When she spoke to a major teachers union in Houston on Thursday, Vice President Kamala Harris talked about the Biden administration’s work to forgive student loans. She did this to show how different the White House’s record is from the way Republicans handle this problem.
So far, the Biden administration has forgiven more than $168 billion in student loans for some groups of borrowers. Officials at the White House are also working on a plan to forgive even more loans for a wider range of borrowers. People who have worked for the government or certain nonprofits for at least 10 years, like teachers, are qualified for the latest $1.2 billion cut by the administration.
In her speech to the American Federation of Teachers, the first union to back her for president, Harris said that she would keep doing what Vice President Biden is doing to help students with their debt if she is elected. The union had been working to make things easier for its members with their student loans, so they were open to what she had to say. This week, the AFT sued MOHELA, a company that handles student loans, over how it treats its customers.

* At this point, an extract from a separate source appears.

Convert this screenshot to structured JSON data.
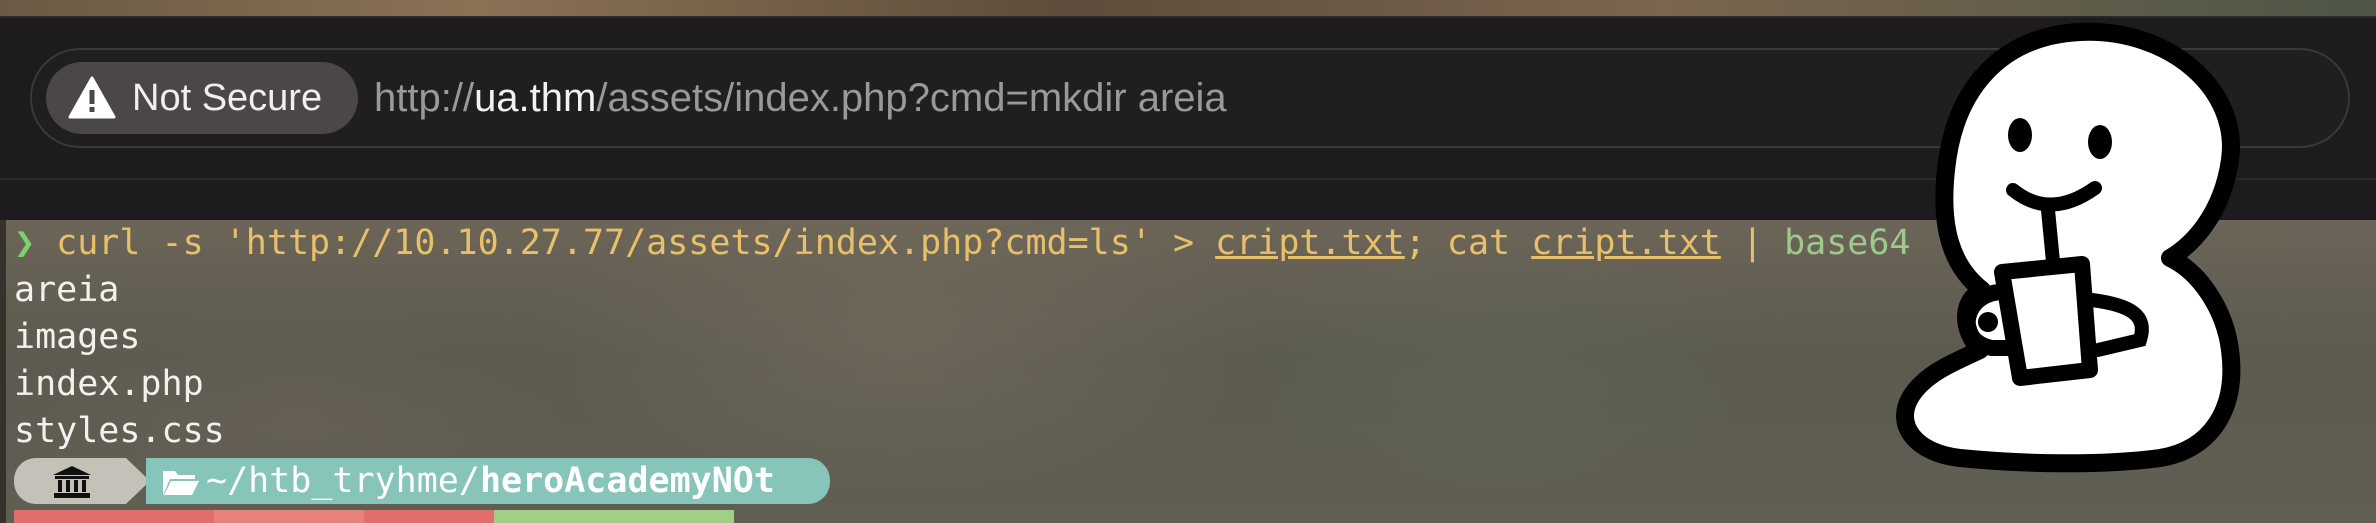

Harris asked the people in the room to picture “a future where no teacher has to struggle with the weight of student loan debt.” She talked about a teacher she met in Philadelphia who was the first person in her family to go to college and was still having trouble paying off her loans decades after she graduated. Because she had so much debt, the teacher thought about quitting her job for good.
He said, “After 20 years, she still owed $40,000 in student loans.” “And we forgot about it all.”
It has not been easy for the government to run its loan forgiveness schemes. The legislative branch of the GOP is against the proposal.
Former President Donald Trump has said bad things about the Biden administration’s attempts to lower the national debt. He told the AFT that Trump and his “extreme allies” want to “stop teachers and other public servants from having their student loans forgiven.”
In a 2022 post on X, Trump’s running mate, Ohio Sen. J.D. Vance, called forgiving student loans “a huge windfall to the rich, to the college educated, and most of all to the corrupt university administrators of America.” Vance said, “Republicans must fight this with all of our strength and strength.”
Still, in the heated race for the White House, both parties are trying to win over unions and blue-collar voters.
Harris, who is in charge of the White House Task Force on Worker Organizing and Empowerment, stuck to her support for a number of other pro-worker causes, such as child care and cheap health care, paid leave, and protecting unions. She promised to keep the promise made by the Biden government to sign the Protecting the Right to Organize Act into law.